ABBOTT v. STATE, 130 Ga. App. 891 (1974)


205 S.E.2d 14

ABBOTT v. THE STATE.

48835.Court of Appeals of Georgia.SUBMITTED JANUARY 7, 1974.
DECIDED FEBRUARY 15, 1974.

QUILLIAN, Judge.

The defendant was tried for burglary and theft by taking. The jury found the defendant guilty of theft by taking and not guilty of burglary. The defendant then filed an appeal. Held:

1. The defendant was sentenced to imprisonment for ten years. In regard to the punishment for theft by taking, Code Ann. § 26-1812 (Ga. L. 1968, pp. 1249, 1295; 1972, pp. 841, 842) provides: “If the property which was the subject of the theft exceeded $100 in value, or was an automobile or other motor vehicle, by imprisonment for not less than one and not more than 10 years, or, in the discretion of the trial judge, as for a misdemeanor.” Therefore, it is clear that for the defendant to be punished for a felony, as in the present case, it is necessary that the state prove that the property which was the subject of the theft exceeded $100 in value.
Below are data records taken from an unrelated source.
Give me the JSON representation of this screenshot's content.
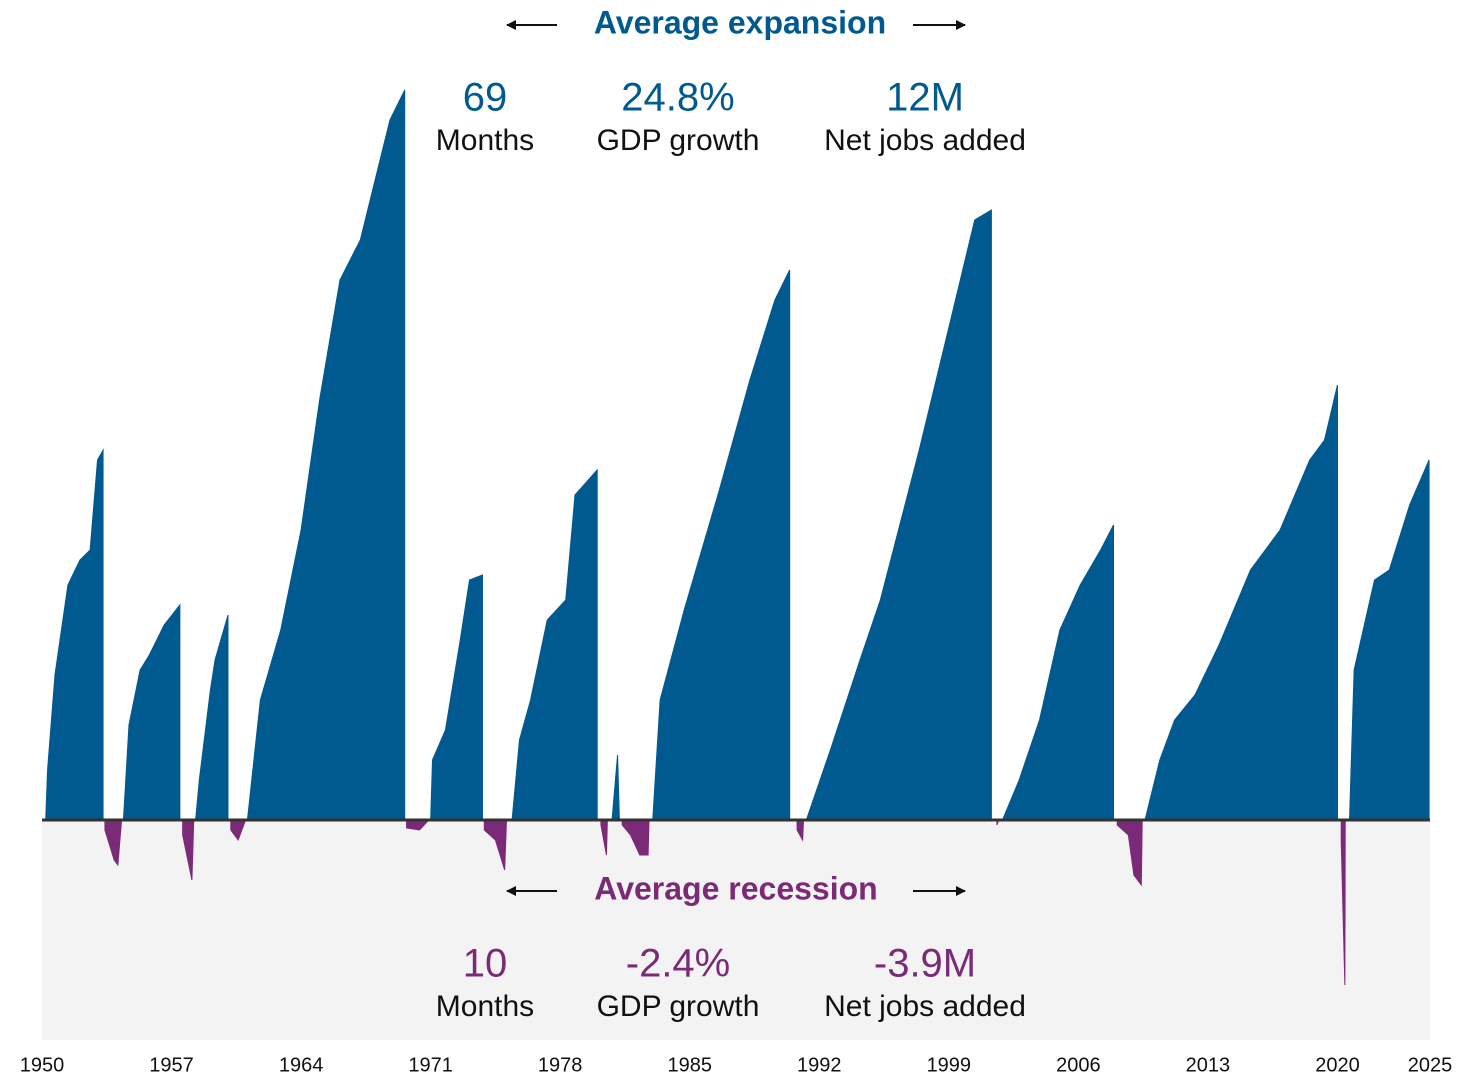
{
  "chart_data": {
    "type": "area",
    "annotations": {
      "expansion": {
        "title": "Average expansion",
        "stats": [
          {
            "value": "69",
            "label": "Months"
          },
          {
            "value": "24.8%",
            "label": "GDP growth"
          },
          {
            "value": "12M",
            "label": "Net jobs added"
          }
        ]
      },
      "recession": {
        "title": "Average recession",
        "stats": [
          {
            "value": "10",
            "label": "Months"
          },
          {
            "value": "-2.4%",
            "label": "GDP growth"
          },
          {
            "value": "-3.9M",
            "label": "Net jobs added"
          }
        ]
      }
    },
    "xlim": [
      1950,
      2025
    ],
    "xticks": [
      1950,
      1957,
      1964,
      1971,
      1978,
      1985,
      1992,
      1999,
      2006,
      2013,
      2020,
      2025
    ],
    "ylim": [
      -200,
      740
    ],
    "x": [
      1950.2,
      1950.3,
      1950.7,
      1951.4,
      1952.05,
      1952.6,
      1953.0,
      1953.3,
      1953.4,
      1953.9,
      1954.1,
      1954.3,
      1954.4,
      1954.7,
      1955.3,
      1955.8,
      1956.6,
      1957.45,
      1957.6,
      1958.1,
      1958.2,
      1958.3,
      1958.5,
      1959.1,
      1959.35,
      1960.05,
      1960.2,
      1960.6,
      1961.0,
      1961.1,
      1961.8,
      1962.9,
      1964.0,
      1965.0,
      1966.1,
      1967.2,
      1968.0,
      1968.8,
      1969.6,
      1969.7,
      1970.4,
      1970.9,
      1971.0,
      1971.1,
      1971.8,
      1972.6,
      1973.1,
      1973.8,
      1973.9,
      1974.5,
      1975.0,
      1975.1,
      1975.4,
      1975.8,
      1976.4,
      1977.3,
      1978.3,
      1978.8,
      1980.0,
      1980.2,
      1980.5,
      1980.55,
      1980.8,
      1981.1,
      1981.2,
      1981.35,
      1981.8,
      1982.3,
      1982.75,
      1982.8,
      1983.0,
      1983.4,
      1984.7,
      1986.6,
      1988.25,
      1989.6,
      1990.4,
      1990.8,
      1991.1,
      1991.15,
      1991.3,
      1992.6,
      1994.2,
      1995.3,
      1997.4,
      1999.1,
      2000.4,
      2001.3,
      2001.6,
      2001.7,
      2001.9,
      2002.8,
      2003.9,
      2005.0,
      2006.1,
      2007.2,
      2007.9,
      2008.1,
      2008.7,
      2009.0,
      2009.4,
      2009.45,
      2009.6,
      2010.4,
      2011.2,
      2012.3,
      2013.6,
      2015.3,
      2016.9,
      2018.5,
      2019.3,
      2020.0,
      2020.2,
      2020.4,
      2020.42,
      2020.65,
      2020.9,
      2022.0,
      2022.8,
      2023.9,
      2024.95
    ],
    "series": [
      {
        "color": "#005a8f",
        "values": [
          0,
          50,
          145,
          235,
          260,
          270,
          360,
          370,
          null,
          null,
          null,
          null,
          0,
          95,
          150,
          165,
          195,
          215,
          null,
          null,
          null,
          0,
          40,
          130,
          160,
          205,
          null,
          null,
          null,
          0,
          120,
          190,
          290,
          420,
          540,
          580,
          640,
          700,
          730,
          null,
          null,
          null,
          0,
          60,
          90,
          180,
          240,
          245,
          null,
          null,
          null,
          null,
          0,
          80,
          120,
          200,
          220,
          325,
          350,
          null,
          null,
          null,
          0,
          65,
          0,
          null,
          null,
          null,
          null,
          null,
          0,
          120,
          210,
          330,
          440,
          520,
          550,
          null,
          null,
          null,
          0,
          70,
          160,
          220,
          370,
          500,
          600,
          610,
          null,
          null,
          0,
          40,
          100,
          190,
          235,
          270,
          295,
          null,
          null,
          null,
          null,
          null,
          0,
          60,
          100,
          125,
          175,
          250,
          290,
          360,
          380,
          435,
          null,
          null,
          null,
          0,
          150,
          240,
          250,
          315,
          360
        ]
      },
      {
        "color": "#7b2a78",
        "values": [
          null,
          null,
          null,
          null,
          null,
          null,
          null,
          null,
          -10,
          -40,
          -45,
          0,
          null,
          null,
          null,
          null,
          null,
          null,
          -15,
          -60,
          0,
          null,
          null,
          null,
          null,
          null,
          -10,
          -20,
          0,
          null,
          null,
          null,
          null,
          null,
          null,
          null,
          null,
          null,
          null,
          -8,
          -10,
          0,
          null,
          null,
          null,
          null,
          null,
          null,
          -10,
          -20,
          -50,
          0,
          null,
          null,
          null,
          null,
          null,
          null,
          null,
          -5,
          -35,
          0,
          null,
          null,
          null,
          -5,
          -15,
          -35,
          -35,
          0,
          null,
          null,
          null,
          null,
          null,
          null,
          null,
          -10,
          -20,
          0,
          null,
          null,
          null,
          null,
          null,
          null,
          null,
          null,
          -5,
          0,
          null,
          null,
          null,
          null,
          null,
          null,
          null,
          -5,
          -15,
          -55,
          -65,
          0,
          null,
          null,
          null,
          null,
          null,
          null,
          null,
          null,
          null,
          null,
          -20,
          -165,
          0,
          null,
          null,
          null,
          null,
          null,
          null
        ]
      }
    ]
  }
}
In the case sub judice the only evidence of the value of the property taken was that of the true owner. He then stated that in his opinion the market value of the property taken was approximately $4,000. This testimony was allowed over an objection that no proper foundation had been laid. The witness did not give any information upon which he based his opinion

Page 892

as to the market value of the property taken. In Sisk v. Carney, 121 Ga. App. 560, 563 (174 S.E.2d 456), it was held: “Opinion evidence as to the value of an item, in order to have probative value, must be based upon a foundation that the witness has some knowledge, experience or familiarity with the value of the property in question or similar property and he must give reasons for the value assessed and also he must have had an opportunity for forming a correct opinion. Code §§ 38-1708, 38-1709; Hoard v. Wiley, 113 Ga. App. 328 (1a, b) (147 S.E.2d 782). Absent this foundation, the opinion as to value is inadmissible as it is nothing more than an `unsupported conclusion or guess of the witness.’ Id., p. 332.”
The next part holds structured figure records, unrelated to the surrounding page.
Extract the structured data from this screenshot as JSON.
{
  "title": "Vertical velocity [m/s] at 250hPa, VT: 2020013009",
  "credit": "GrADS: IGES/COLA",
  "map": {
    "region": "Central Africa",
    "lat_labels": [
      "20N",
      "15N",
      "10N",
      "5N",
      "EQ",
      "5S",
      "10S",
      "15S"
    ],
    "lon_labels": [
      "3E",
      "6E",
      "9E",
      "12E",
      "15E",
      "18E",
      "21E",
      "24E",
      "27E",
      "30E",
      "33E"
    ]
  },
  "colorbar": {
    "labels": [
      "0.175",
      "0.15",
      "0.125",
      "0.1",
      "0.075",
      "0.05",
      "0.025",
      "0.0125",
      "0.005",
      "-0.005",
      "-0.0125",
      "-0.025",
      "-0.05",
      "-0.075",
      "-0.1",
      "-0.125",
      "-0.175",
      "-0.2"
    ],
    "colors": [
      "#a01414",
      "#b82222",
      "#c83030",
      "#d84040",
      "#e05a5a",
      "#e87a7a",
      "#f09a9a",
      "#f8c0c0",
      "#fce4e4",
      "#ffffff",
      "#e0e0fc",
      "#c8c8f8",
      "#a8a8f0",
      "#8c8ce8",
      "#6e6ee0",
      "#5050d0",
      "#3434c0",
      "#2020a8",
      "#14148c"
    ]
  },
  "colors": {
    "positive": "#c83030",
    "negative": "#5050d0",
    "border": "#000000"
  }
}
In view of the above authority we are constrained to hold that the state failed to carry its burden of proof that the property taken had a value which exceeded $100. Direction is therefore given that a new trial be granted on the sole issue of punishment. Johnson v. Smith, 227 Ga. 611 (6) (182 S.E.2d 101).

2. The remaining enumerations of errors are without merit.

Judgment reversed with direction. Bell, C. J., and Clark, J., concur.

SUBMITTED JANUARY 7, 1974 — DECIDED FEBRUARY 15, 1974.
Theft by taking. Floyd Superior Court. Before Judge Scoggin.

Robert J. Evans, for appellant.

F. Larry Salmon, District Attorney, for appellee.